Analytical Formula for Fractional-Order Conditional Moments of Nonlinear Drift CEV Process with Regime Switching: Hybrid Approach with Applications
Kittisak Chumpong, Khamron Mekchay, Fukiat Nualsri, Phiraphat Sutthimat
TL;DR
The paper develops an analytical framework for fractional-order conditional moments of the $m$-state regime-switching nonlinear drift CEV (NLD-CEV) process by formulating a hybrid system of PDEs via the Feynman-Kac approach. It derives exact closed-form expressions for these moments across arbitrary fractional orders and regime states, including backward recursive schemes and specializations to two-state switches, along with unconditional moment limits as time to maturity grows.

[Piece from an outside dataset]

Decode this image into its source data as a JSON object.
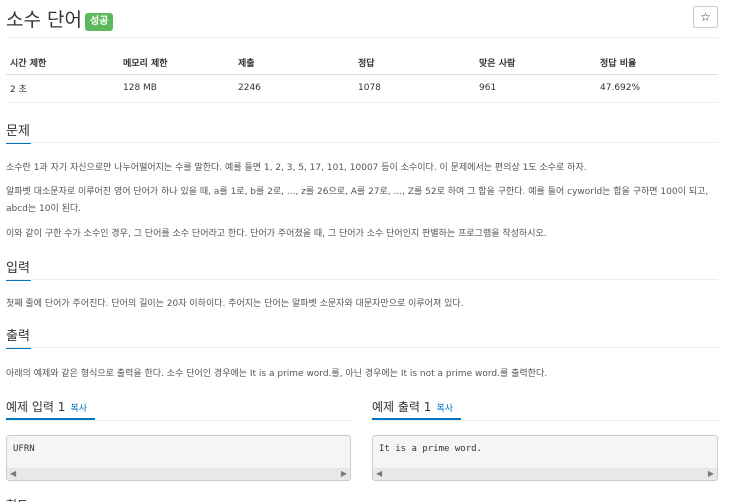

The methodology is validated against Monte Carlo simulations and applied to VIX futures and options pricing using a Laguerre expansion informed by the conditional moments, demonstrating substantial computational efficiency gains over simulation-based methods. The results provide a robust, tractable tool for derivative pricing and risk management in environments with nonlinear variance elasticity and regime shifts, and they offer a foundation for extending regime-switching analyses to broader financial contexts.
Abstract
This paper introduces an analytical formula for the fractional-order conditional moments of nonlinear drift constant elasticity of variance (NLD-CEV) processes under regime switching, governed by continuous-time finite-state irreducible Markov chains. By employing a hybrid system approach, we derive exact closed-form expressions for these moments across arbitrary fractional orders and regime states, thereby enhancing the analytical tractability of NLD-CEV models under stochastic regimes. Our methodology hinges on formulating and solving a complex system of interconnected partial differential equations derived from the Feynman-Kac formula for switching diffusions. To illustrate the practical relevance of our approach, Monte Carlo simulations for process with Markovian switching are applied to validate the accuracy and computational efficiency of the analytical formulas. Furthermore, we apply our findings for the valuation of financial derivatives within a dynamic nonlinear mean-reverting regime-switching framework, which demonstrates significant improvements over traditional methods. This work offers substantial contributions to financial modeling and derivative pricing by providing a robust tool for practitioners and researchers who are dealing with complex stochastic environments.